Vivre la maladie au quotidien n’est pas une partie de plaisir, ni pour le malade ni pour sa famille. Des conseils sur l’aménagement du cadre de vie sont suggérés afin de rendre la vie du malade plus aisée mais malgré tout “c’est invivable”, confie notre témoin. “Il faut vraiment le soutien d’une famille qui vous aime pour tenir le coup”, avoue-t-il avant d’évoquer quelques uns des handicaps (mal) vécus “je ne pouvais plus prendre ma voiture et donc plus sortir. Je n’avais plus aucun projet. Je ne prenais plus de rendez-vous qu’après la prise de mes médicaments, et encore on ne sait jamais quand ils vont faire effet”. L’intervention chirurgicale a redonné, plus que de l’espoir, une nouvelle vie au parkinsonien eudois. Pour lui, son entourage ou encore ses amis, la transformation est impressionnante. “Ma voix a changé, je peux reprendre le volant, je suis à nouveau autonome. Je ne suis pas encore guéri: il y a encore trois à six mois de traitements et de réglage des électrostimulateurs après l’opération mais je me sens nettement mieux. Je me sens revivre. Le but de l’opération n’est pas supprimer les médicaments mais de rendre la vie du patient plus agréable, plus vivable”, conclut le sexagénaire. Pari gagné.

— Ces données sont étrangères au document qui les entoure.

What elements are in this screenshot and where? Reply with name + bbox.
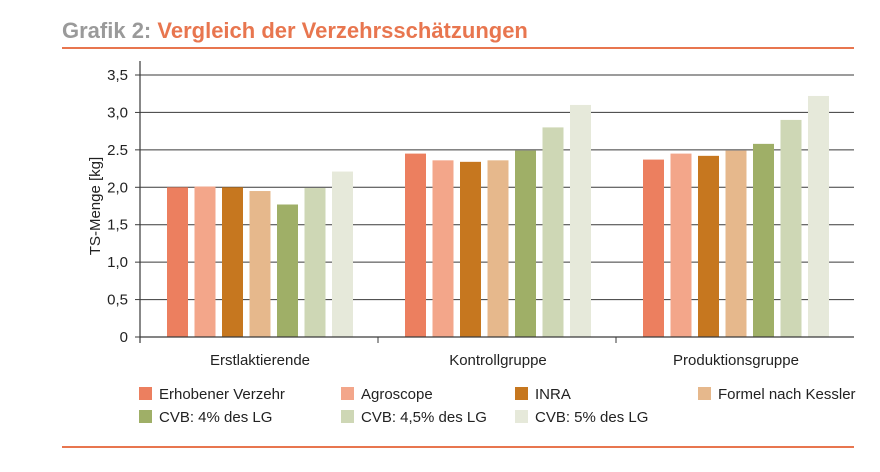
chart-title-prefix: Grafik 2: [62,18,152,43]
chart-header: Grafik 2: Vergleich der Verzehrsschätzun… [62,18,854,52]
legend-swatch [341,387,354,400]
y-tick-label: 2,0 [107,179,128,196]
bar-produktionsgruppe-series-1 [643,159,664,337]
bar-erstlaktierende-series-3 [222,187,243,337]
y-tick-label: 2.5 [107,142,128,159]
bar-erstlaktierende-series-6 [304,188,326,337]
legend-item: Formel nach Kessler [698,386,856,403]
legend-item: Erhobener Verzehr [139,386,285,403]
legend-swatch [698,387,711,400]
bar-erstlaktierende-series-2 [194,186,216,337]
legend-item: INRA [515,386,571,403]
x-category-label: Produktionsgruppe [673,352,799,369]
bar-erstlaktierende-series-1 [167,187,188,337]
legend-label: CVB: 4% des LG [159,409,272,426]
bar-produktionsgruppe-series-2 [670,153,692,337]
legend-item: CVB: 5% des LG [515,409,648,426]
bar-produktionsgruppe-series-6 [780,119,802,338]
legend-item: CVB: 4% des LG [139,409,272,426]
footer-divider [62,446,854,448]
y-tick-label: 0 [120,329,128,346]
chart-title-text: Vergleich der Verzehrsschätzungen [157,18,528,43]
legend-swatch [139,410,152,423]
legend-swatch [139,387,152,400]
y-tick-label: 1,0 [107,254,128,271]
y-tick-label: 3,0 [107,104,128,121]
y-tick-label: 1,5 [107,217,128,234]
bar-kontrollgruppe-series-3 [460,161,481,337]
legend: Erhobener Verzehr Agroscope INRA Formel nac… [139,386,856,426]
header-divider [62,47,854,49]
x-axis-category-labels: Erstlaktierende Kontrollgruppe Produktions… [210,352,799,369]
legend-label: Erhobener Verzehr [159,386,285,403]
bars [167,95,829,338]
bar-kontrollgruppe-series-7 [570,104,591,337]
bar-kontrollgruppe-series-1 [405,153,426,337]
legend-label: CVB: 5% des LG [535,409,648,426]
axes [139,61,854,343]
bar-kontrollgruppe-series-5 [515,150,536,337]
bar-produktionsgruppe-series-4 [725,150,747,337]
bar-kontrollgruppe-series-6 [542,127,564,338]
bar-erstlaktierende-series-7 [332,171,353,337]
chart-title: Grafik 2: Vergleich der Verzehrsschätzun… [62,18,854,44]
y-axis-ticks: 0 0,5 1,0 1,5 2,0 2.5 3,0 3,5 [107,67,140,346]
x-category-label: Kontrollgruppe [449,352,547,369]
bar-erstlaktierende-series-5 [277,204,298,337]
y-tick-label: 3,5 [107,67,128,84]
legend-swatch [515,410,528,423]
bar-produktionsgruppe-series-5 [753,143,774,337]
legend-item: Agroscope [341,386,433,403]
legend-label: Formel nach Kessler [718,386,856,403]
bar-erstlaktierende-series-4 [249,191,271,337]
legend-label: Agroscope [361,386,433,403]
legend-swatch [515,387,528,400]
bar-kontrollgruppe-series-2 [432,160,454,337]
x-category-label: Erstlaktierende [210,352,310,369]
bar-kontrollgruppe-series-4 [487,160,509,337]
y-tick-label: 0,5 [107,292,128,309]
legend-item: CVB: 4,5% des LG [341,409,487,426]
bar-produktionsgruppe-series-3 [698,155,719,337]
y-axis-title: TS-Menge [kg] [87,157,104,255]
legend-label: CVB: 4,5% des LG [361,409,487,426]
legend-swatch [341,410,354,423]
bar-produktionsgruppe-series-7 [808,95,829,338]
legend-label: INRA [535,386,571,403]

On estime à 4 millions le nombre de personnes atteintes de la maladie de Parkinson dans le monde et autour de 100000 cas en France. L’intervention neuro-chirurgicale n’est cependant pas adaptée à chacun des cas, pour des raisons d’évolution de la maladie mais aussi d’âge des patients. Son coût enfin, de l’ordre de 7000 euros (évalué par l’assurance maladie) peut-être un frein supplémentaire même si celle-ci permet de diminuer le coût des soins (moyenne de 5800 euros avant l’opération, chiffres de l’assurance maladie ndlr).